On Wednesday, September 18, the New America Foundation hosted Dr. David Kilcullen, founding President and CEO of Caerus Associates and a former Lt. Col. in the Australian Army, to discuss his most recent book, Out of the Mountains: The Coming Age of the Urban Guerilla. Peter Bergen sat down with him to discuss the main points of the book and the changing landscape of conflict.
Dr. Kilcullen noted that since around 1846 until today, the U.S. military has very rarely become involved in state-on-state conflicts. Instead, the United States has engaged with non-state armed group adversaries, a trend completely independent of presidential political preference and one that is growing globally. In the past 60 to 70 years, wars between states have been declining while conflicts between non-state groups have remained consistent. Dr. Kilcullen said that although his book does not address why the United States continues to engage in conflicts with non-state groups in complex situations, it does look at the environment in which these operations take place to predict how future strategy will need to evolve to fit a new, irregular warfare landscape. In his book, Dr. Kilcullen analyzes conflicts in cities such as Benghazi, Libya; Kingston, Jamaica; and Mumbai, India to predict how changes in environment will affect the face of warfare.
According to Dr. Kilcullen, there are four environmental “mega- trends” that will be critical in planning future operational strategies. First, the continuing increase in the world’s population in the next generation will change the global landscape. Dr. Kilcullen noted that most studies that record this data predict that the world’s population will accelerate until it reaches around 9.5 billion around the year 2050, meaning that another 3 billion people will arrive before then. Second, the urbanization of that population means that these people will not be evenly distributed over the globe. Based on his research, Dr. Kilcullen believes that around two-thirds of the world’s population will reside in cities, and notably, that population will be aggregated in the developing world. Third, the littoralization (the movement of people from rural, inland areas to the coast) of those densely populated cities will be critical in terms of conflict patterns. Today, around 80 percent of the world’s population lives within 50 miles of the coast and Dr. Kilcullen predicts that this number will only increase. Fourth, and perhaps most significant, the connectivity of the world’s population is rapidly changing, enabling greater access to information and a higher ability to organize among non-state groups.

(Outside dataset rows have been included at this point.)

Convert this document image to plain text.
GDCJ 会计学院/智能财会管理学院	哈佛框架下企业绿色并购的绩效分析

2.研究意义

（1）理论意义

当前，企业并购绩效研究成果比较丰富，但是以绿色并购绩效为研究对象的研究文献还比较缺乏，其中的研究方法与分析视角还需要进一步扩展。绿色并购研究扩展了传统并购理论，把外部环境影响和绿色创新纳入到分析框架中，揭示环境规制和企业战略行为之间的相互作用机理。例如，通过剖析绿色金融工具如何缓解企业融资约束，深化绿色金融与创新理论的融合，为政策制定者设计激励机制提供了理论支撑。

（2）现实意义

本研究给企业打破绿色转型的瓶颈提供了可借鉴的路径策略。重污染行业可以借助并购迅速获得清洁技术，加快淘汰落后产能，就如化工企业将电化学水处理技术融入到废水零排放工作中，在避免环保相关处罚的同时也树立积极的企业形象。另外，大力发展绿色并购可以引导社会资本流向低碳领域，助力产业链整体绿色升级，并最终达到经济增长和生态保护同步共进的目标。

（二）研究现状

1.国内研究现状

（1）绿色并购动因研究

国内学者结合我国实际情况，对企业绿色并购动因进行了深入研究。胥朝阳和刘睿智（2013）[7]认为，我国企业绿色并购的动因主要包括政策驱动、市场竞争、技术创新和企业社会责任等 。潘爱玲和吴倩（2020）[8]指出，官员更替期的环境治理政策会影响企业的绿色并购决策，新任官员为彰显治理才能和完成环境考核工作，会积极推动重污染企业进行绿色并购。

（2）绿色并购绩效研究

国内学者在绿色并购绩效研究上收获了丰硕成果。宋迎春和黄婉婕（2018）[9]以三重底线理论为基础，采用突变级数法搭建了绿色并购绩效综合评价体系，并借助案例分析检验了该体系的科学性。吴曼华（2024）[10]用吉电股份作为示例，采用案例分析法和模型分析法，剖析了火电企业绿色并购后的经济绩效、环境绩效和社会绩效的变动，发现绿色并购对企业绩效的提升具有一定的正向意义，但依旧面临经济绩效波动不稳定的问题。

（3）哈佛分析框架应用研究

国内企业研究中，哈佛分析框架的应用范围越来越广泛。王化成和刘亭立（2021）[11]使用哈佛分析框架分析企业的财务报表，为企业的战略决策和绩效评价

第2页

In applying these four environmental mega-trends to conflict patterns, in an effort to predict future situations, Dr. Kilcullen found that upcoming conflicts will likely be against better organized non-state armed groups in coastal, urban theaters that will not respond to a pure military strategy like the current counterinsurgency framework. Instead, he predicts that the only way to effectively deal with conflict in these areas is to combine local insight with outside objectivity and cross-discipline expertise. He suggests that instead of continuing to operate in a mere military realm, future strategies should draw from the fields of urban planning, mediation, grassroots organizing, alternative energy technology, and conflict resolution. A more balanced, co-designed approach will allow counterinsurgency strategies and peace and security operations to adapt and cope with the evolving landscape of conflict in the future.